When I visited my mother the first day, she was clean and she was only wearing one set of clothes.  I brought her some new clothes, some new shoes, some colorful things to hang on her wall and some other things that she needed.   She wanted to know how she got there and why can’t she go back home.   She wanted to know where she was.   I left there so torn up inside, how could I have done this to her?  I had no choice.  She wanted to come with me and stay with me, but she can’t.  It wouldn’t be safe for her in my house, and I would also be afraid of her opening the doors and letting the dogs out in the front and then I’d never see them again, I was afraid that she would go out back and fall in the pool… or when I’m not home, she would just wander off.  Staying with me was not an option, but it was something that was making me feel horrible about.

She has been there now for about a month.   She’s not happy, she wants to leave but she can’t.    She goes in and out of being like a child and being angry.    It’s kind of funny, because when she’s angry, she knows my name, when she’s childlike, she just knows that I’m connected to her.   She’s not settling in, as time goes on, she seems to want to get out even more.  I would like to take her out for an outing, but I’m also afraid that I won’t be able to get her back in.   When I visit we sit outside and the conversation consists of, “how can I get out of here?”.   That’s pretty much it.   I don’t know what will happen.  Bob is in Mira Vista and he misses her but he also knows how she is.  I took him once to visit her and she was in heaven, but then after he left, she got angry and wanted to get out even more.

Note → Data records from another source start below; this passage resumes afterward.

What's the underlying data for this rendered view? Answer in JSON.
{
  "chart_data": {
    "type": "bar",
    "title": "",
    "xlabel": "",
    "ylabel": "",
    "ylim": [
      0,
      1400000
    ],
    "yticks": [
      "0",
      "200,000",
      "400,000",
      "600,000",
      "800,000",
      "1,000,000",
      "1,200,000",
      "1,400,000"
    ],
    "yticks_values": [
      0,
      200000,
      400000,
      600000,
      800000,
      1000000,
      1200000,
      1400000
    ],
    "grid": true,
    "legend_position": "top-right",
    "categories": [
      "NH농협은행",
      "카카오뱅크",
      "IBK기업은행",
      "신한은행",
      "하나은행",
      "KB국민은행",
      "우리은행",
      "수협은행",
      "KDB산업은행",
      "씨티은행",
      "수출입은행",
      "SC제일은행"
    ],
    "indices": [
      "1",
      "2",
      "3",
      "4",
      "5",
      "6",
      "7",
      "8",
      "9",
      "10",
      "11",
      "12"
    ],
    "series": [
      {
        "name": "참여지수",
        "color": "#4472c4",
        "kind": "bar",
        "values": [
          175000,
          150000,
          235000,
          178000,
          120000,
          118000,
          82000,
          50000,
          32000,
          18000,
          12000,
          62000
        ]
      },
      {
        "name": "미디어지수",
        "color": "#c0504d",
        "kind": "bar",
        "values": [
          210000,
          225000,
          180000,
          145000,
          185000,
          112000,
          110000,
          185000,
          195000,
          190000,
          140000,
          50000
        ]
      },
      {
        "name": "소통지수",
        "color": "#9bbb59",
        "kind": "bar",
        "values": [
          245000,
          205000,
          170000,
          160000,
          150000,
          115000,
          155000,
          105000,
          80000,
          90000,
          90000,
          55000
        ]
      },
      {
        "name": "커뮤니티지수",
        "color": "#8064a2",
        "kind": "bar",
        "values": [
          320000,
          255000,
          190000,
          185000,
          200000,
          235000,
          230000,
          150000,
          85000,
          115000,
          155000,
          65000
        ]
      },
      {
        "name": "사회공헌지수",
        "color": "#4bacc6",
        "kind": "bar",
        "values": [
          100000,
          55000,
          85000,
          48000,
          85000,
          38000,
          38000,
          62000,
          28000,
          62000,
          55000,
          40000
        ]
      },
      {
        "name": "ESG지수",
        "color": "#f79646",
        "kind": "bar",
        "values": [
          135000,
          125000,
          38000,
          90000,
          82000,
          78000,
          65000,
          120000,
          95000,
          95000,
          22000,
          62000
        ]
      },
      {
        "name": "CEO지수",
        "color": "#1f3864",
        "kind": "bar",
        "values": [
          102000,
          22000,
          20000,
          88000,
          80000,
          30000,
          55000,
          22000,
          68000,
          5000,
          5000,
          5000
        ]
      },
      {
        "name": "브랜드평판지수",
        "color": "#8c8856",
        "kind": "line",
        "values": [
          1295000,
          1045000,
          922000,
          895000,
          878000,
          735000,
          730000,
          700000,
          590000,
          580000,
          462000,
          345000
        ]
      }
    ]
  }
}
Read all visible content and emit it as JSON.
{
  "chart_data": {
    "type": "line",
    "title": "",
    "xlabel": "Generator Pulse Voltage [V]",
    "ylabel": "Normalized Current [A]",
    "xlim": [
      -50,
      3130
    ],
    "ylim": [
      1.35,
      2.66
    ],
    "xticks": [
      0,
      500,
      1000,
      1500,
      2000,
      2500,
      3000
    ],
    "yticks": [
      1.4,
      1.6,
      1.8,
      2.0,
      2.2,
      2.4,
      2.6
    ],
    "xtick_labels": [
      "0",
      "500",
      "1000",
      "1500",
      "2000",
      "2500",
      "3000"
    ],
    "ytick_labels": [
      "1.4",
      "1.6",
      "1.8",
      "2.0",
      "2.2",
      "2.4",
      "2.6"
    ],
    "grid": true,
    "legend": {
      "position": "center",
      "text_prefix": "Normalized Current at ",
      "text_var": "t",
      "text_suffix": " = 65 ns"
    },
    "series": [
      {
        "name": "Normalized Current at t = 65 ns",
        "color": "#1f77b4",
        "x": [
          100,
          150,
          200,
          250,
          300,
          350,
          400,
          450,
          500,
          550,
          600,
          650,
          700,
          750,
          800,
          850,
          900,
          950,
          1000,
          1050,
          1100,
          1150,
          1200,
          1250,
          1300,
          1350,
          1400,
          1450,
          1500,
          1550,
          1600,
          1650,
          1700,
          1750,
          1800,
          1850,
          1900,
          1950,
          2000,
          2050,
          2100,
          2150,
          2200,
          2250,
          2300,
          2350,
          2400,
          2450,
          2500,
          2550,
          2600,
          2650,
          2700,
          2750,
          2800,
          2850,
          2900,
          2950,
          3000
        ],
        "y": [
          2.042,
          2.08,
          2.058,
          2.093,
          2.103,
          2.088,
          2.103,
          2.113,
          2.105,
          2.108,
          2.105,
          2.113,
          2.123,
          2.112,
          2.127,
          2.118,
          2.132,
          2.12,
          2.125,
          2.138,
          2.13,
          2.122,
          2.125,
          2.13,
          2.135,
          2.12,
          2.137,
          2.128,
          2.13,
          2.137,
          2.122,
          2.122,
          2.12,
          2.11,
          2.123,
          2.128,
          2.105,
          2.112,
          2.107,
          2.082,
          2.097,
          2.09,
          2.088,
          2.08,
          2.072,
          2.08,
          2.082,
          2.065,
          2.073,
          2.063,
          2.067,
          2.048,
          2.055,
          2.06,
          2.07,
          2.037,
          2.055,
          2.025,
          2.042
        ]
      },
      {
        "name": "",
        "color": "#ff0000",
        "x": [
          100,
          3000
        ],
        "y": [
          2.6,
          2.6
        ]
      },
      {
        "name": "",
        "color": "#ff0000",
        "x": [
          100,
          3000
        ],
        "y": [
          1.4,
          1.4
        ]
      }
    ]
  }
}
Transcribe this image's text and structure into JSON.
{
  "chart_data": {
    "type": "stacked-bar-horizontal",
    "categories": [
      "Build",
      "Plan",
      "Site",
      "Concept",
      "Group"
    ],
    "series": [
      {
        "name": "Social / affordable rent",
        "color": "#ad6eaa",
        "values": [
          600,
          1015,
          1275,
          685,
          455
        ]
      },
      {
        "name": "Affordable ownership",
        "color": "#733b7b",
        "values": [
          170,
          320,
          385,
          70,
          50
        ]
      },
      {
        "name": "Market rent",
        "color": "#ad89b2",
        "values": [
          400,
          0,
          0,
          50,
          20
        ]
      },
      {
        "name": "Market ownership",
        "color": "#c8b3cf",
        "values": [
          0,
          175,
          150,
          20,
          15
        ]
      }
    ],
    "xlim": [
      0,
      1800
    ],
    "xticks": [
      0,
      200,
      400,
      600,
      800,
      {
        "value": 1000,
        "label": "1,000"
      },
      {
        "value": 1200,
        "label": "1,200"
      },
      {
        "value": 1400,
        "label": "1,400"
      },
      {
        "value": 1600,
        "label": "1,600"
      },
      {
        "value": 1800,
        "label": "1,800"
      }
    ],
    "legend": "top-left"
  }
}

I used to go every single day to see her, but I just can’t keep up that pace anymore, so I’m slowly making less visits.  She doesn’t really understand time anymore anyway.

I’m not sure if she has Alzheimer’s or if it’s just dementia, but it really doesn’t matter.   She’s not herself anymore.  She’s not happy and that makes me very sad.   I’ll just keep going and I’m going to wean myself down to once or twice a week.  I have to take care of both her and Bob, so I have two facilities to visit and Bob likes to go out every so often.   Bob’s right side is paralyzed from a stroke, so he’s not very mobile, but he can get around (although last night he fell and we spent 4 hours int he emergency room, he has a sprained shoulder and pinkie finger, and he had to get 12 stitches in his hand).    I just want to get away but I can’t.

Anyway, thanks for any of you who may read this…  this is what my life has been for the past couple of months and what it will be in the coming months.  Dementia is a horrible disease and any of you that have witnessed it can probably relate to some of this.